In the restaurant, I pair this wine with shellfish. Itʼs crisp acidity pairs beautifully with soft, fleshy, salty morsels from the sea. At home, I pair this wine with a party! Smoked salmon blinis, prawn crostini, charcuterie, crisps, olives, cheese, basically anything that keeps alcohol fueled hunger at bay, Picpoul de Pinet will sip along nicely with party nibbles and your guests will thank you for not playing it safe with Pinot. An assured crowd pleaser, and a tasty one too!

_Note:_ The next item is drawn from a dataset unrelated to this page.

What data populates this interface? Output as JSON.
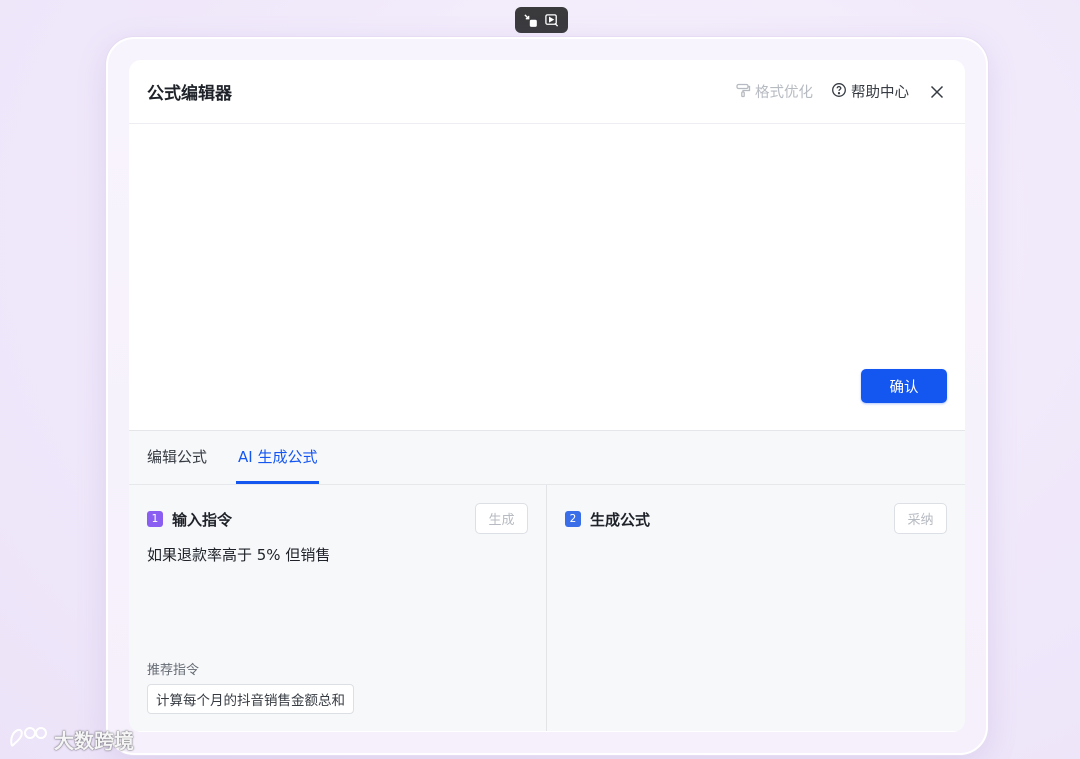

Tesco Finest Picpoul de Pinet - Tesco £6
In classic Picpoul style, this wine from Tesco is at a great price point for your introduction to the variety. Crisp apple and pink grapefruit come through first, giving way to a softer pear finish.
Ormarine Cuvee de Petits Poisons, £8.99
An interesting one from Majestic here. This wine has all the zingy acidity you want from Picpoul, and certainly some peach and blossom character. Where you read ʻSur Liesʼ on a label, it means the wine has been left in contact with the dead yeast cells after fermentation. The resulting wine has a little more body to it and is typified by a creamy texture in your mouth. In this case, the subtle creaminess is a very nice counter to its acidity. Hint of a peppery finish too.